학술논문

Class-Guidance Network Based on the Pyramid Vision Transformer for Efficient Semantic Segmentation of High-Resolution Remote Sensing Images
Document Type
article
Source
IEEE Journal of Selected Topics in Applied Earth Observations and Remote Sensing, Vol 16, Pp 5578-5589 (2023)
Subject
Class-guidance network
remote sensing images
semantic segmentation
transformer
Ocean engineering
TC1501-1800
Geophysics. Cosmic physics
QC801-809
Language
English
ISSN
2151-1535
Abstract
Small differences between classes and big variations within classes in multicategory semantic segmentation are problems that are not completely solved by the “encoder–decoder” structure of the fully convolutional neural network, leading to the imprecise perception of easily confused categories. To address this issue, in this article, we believe that sufficient contextual information can provide more interpretation clues to the model. Additionally, if we can mine the class-specific perceptual information for each semantic class, we can enhance the information belonging to the corresponding class in the decoding process.
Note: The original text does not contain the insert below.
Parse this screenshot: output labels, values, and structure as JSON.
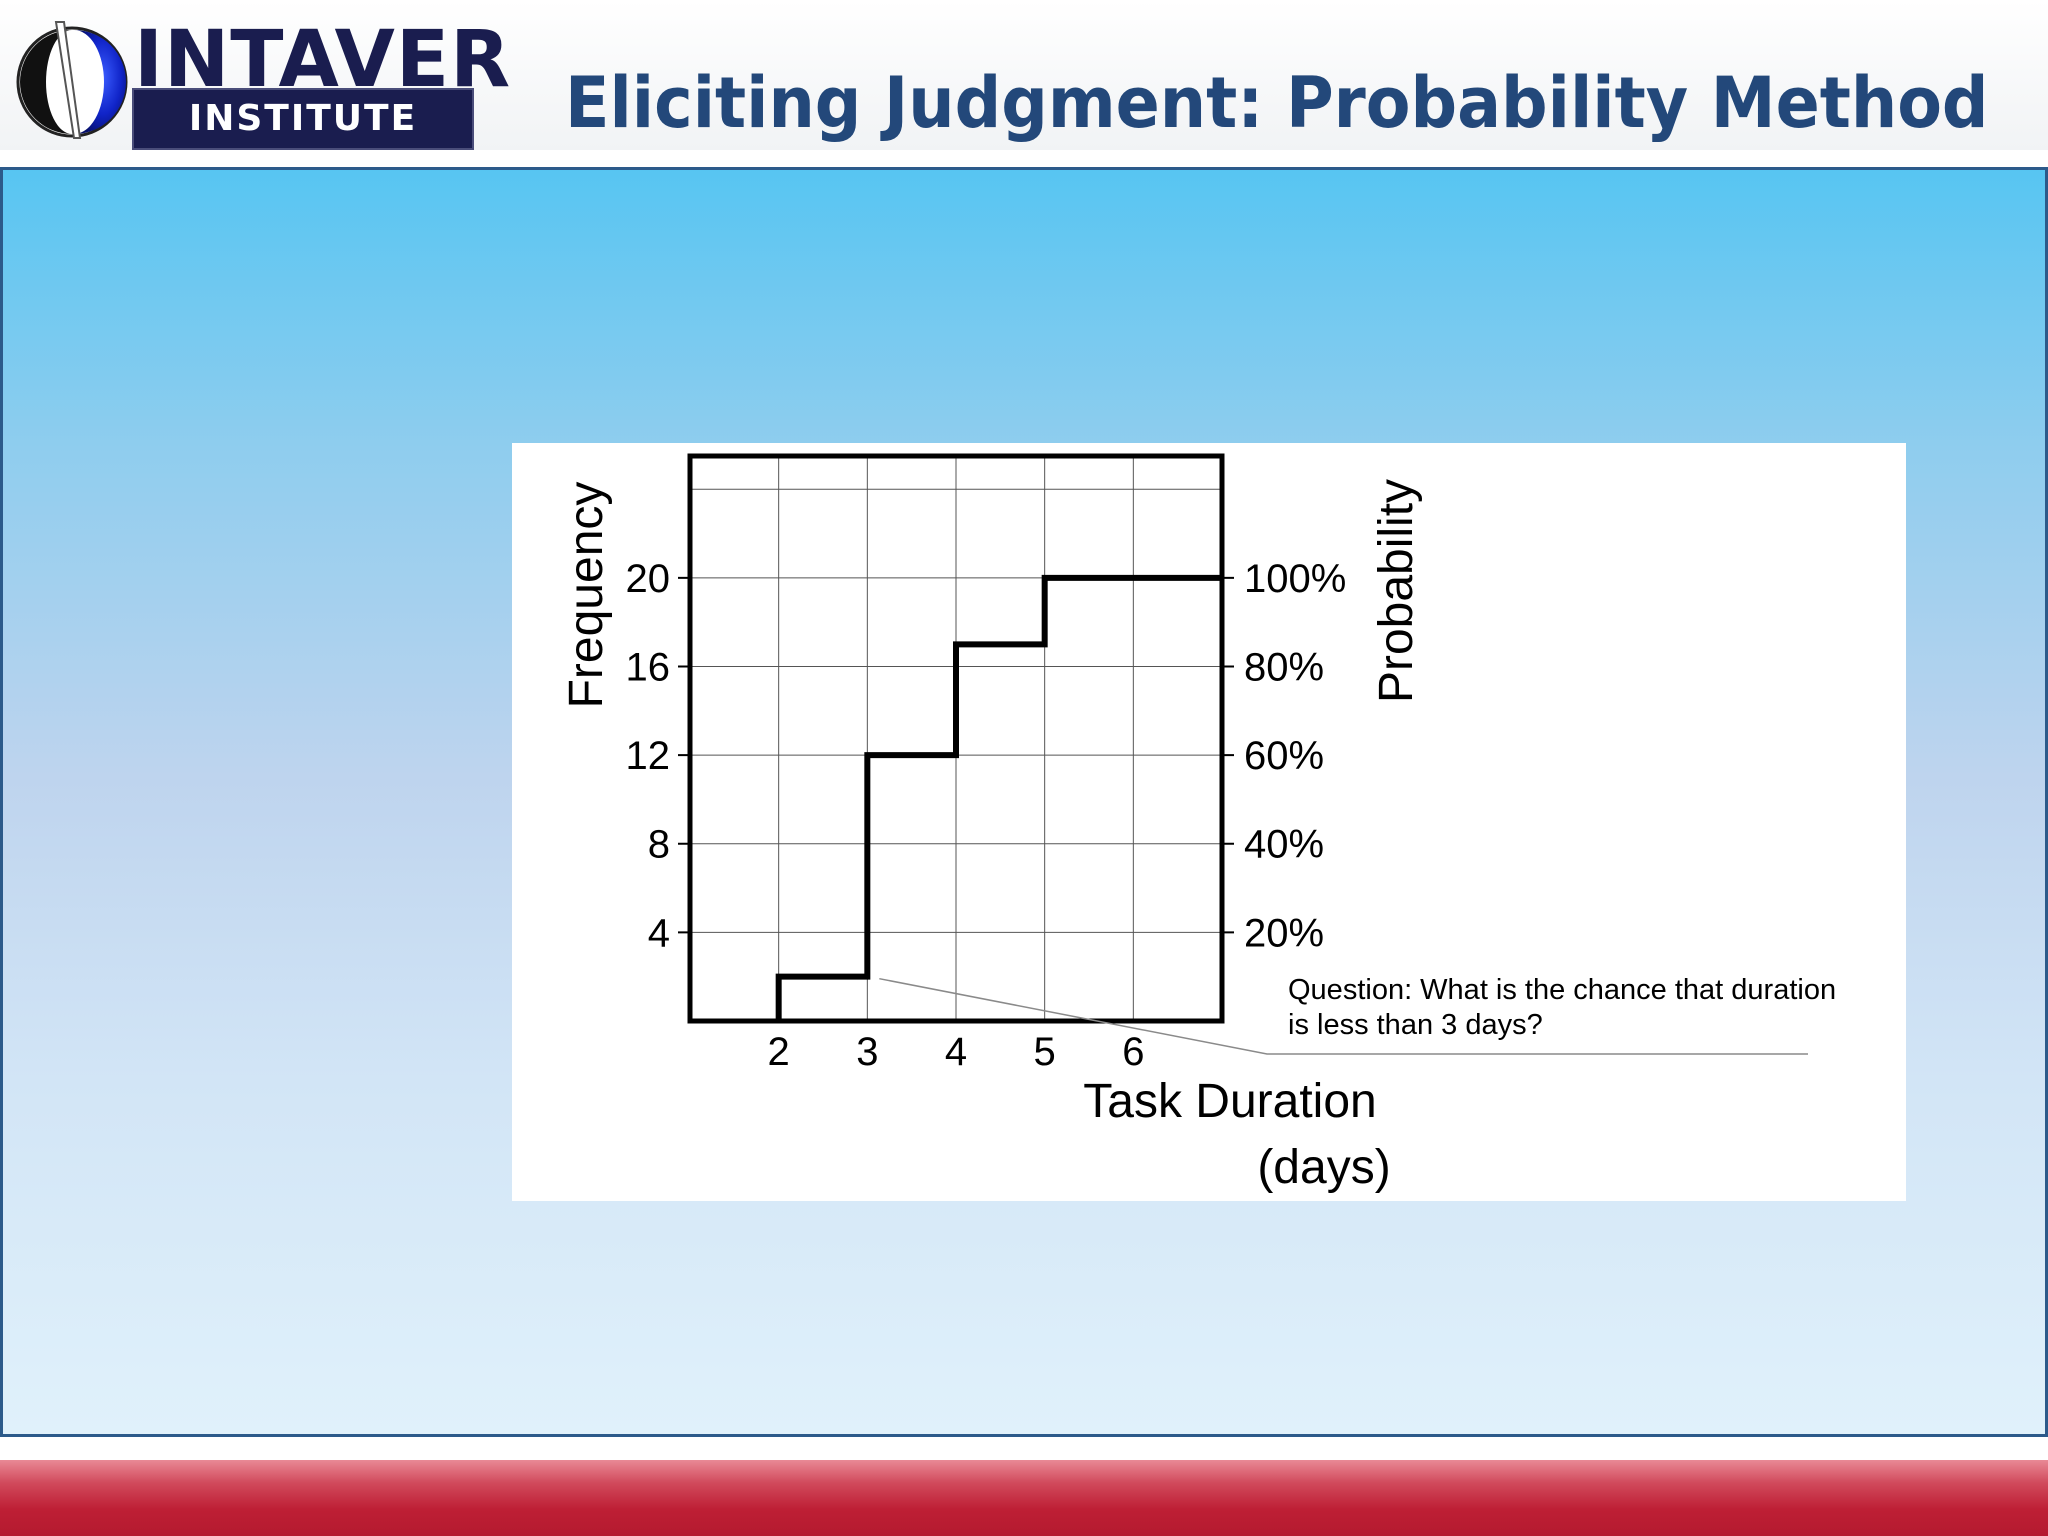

Therefore, we propose the class-guidance network based on the pyramid vision transformer (PVT). In detail, with the PVT as the encoder network, the following decoding process is composed of three stages. First, we design a receptive field block to expand the receptive field to different degrees using parallel branching processing and different dilatation rates. Second, we put forward a semantic guidance block to utilize the high-level features to guide the channel enhancement of low-level features. Third, we propose the class guidance block to achieve the class-aware guidance of adjacent features and achieve the refined segmentation by a progressive approach. The overall accuracy of the method is 88.91% and 88.87%, respectively, according to experimental findings on the Potsdam and Vaihingen datasets.